ランニングとサイクリングの両方において、閾値でのパフォーマンス向上に焦点を当てたインターバル・ワークアウトは、5分のインターバルから最大20分のインターバルへと進んでいきます。
最初の目標は、複数の短いインターバルで時間を積み重ねることであり、その後、より少ない時間でより長いインターバルを行うようになります。
トレーニングを通じて、身体は血液中の乳酸をあまり蓄積することなく、筋肉を力強く素早く繰り返し収縮させることを学びます。
乳酸閾値に達する前にできる作業と、乳酸閾値に達したときに出せるパワーを増やしたら、イベント志向のスキルを非常に具体的に磨くトレーニングに移行し、目標とするイベントに向けたテーパリングを開始します。

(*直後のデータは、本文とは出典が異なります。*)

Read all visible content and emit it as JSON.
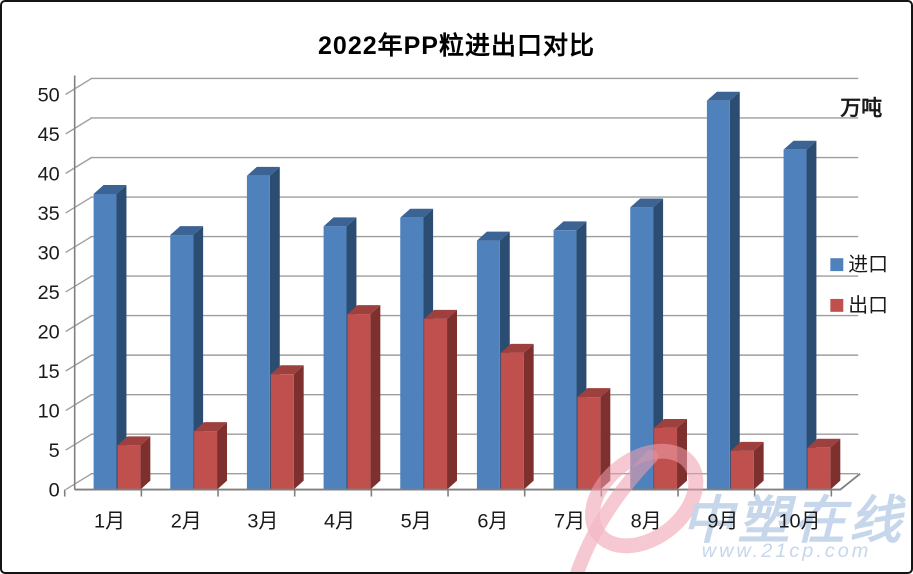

このトレーニング期間中は、新鮮さと力強さを保つために多少の強度を保つのが一般的ですが、すべてのエネルギーシステムを回復・補充するために十分な回復時間を確保する必要があります。 しかし、実際には、長年の成功によって証明された方法が、最高のパフォーマンスとスポーツから得られるすべてのものを得るための、最も速く安全な方法なのです。 乳酸閾値検査はそのような方法の一つであり、日々、一般にも普及しています。
リンゼイ・ハイマンは、カーマイケル・トレーニング・システムズ社のプロ・コーチで、運動生理学の修士号を持っています。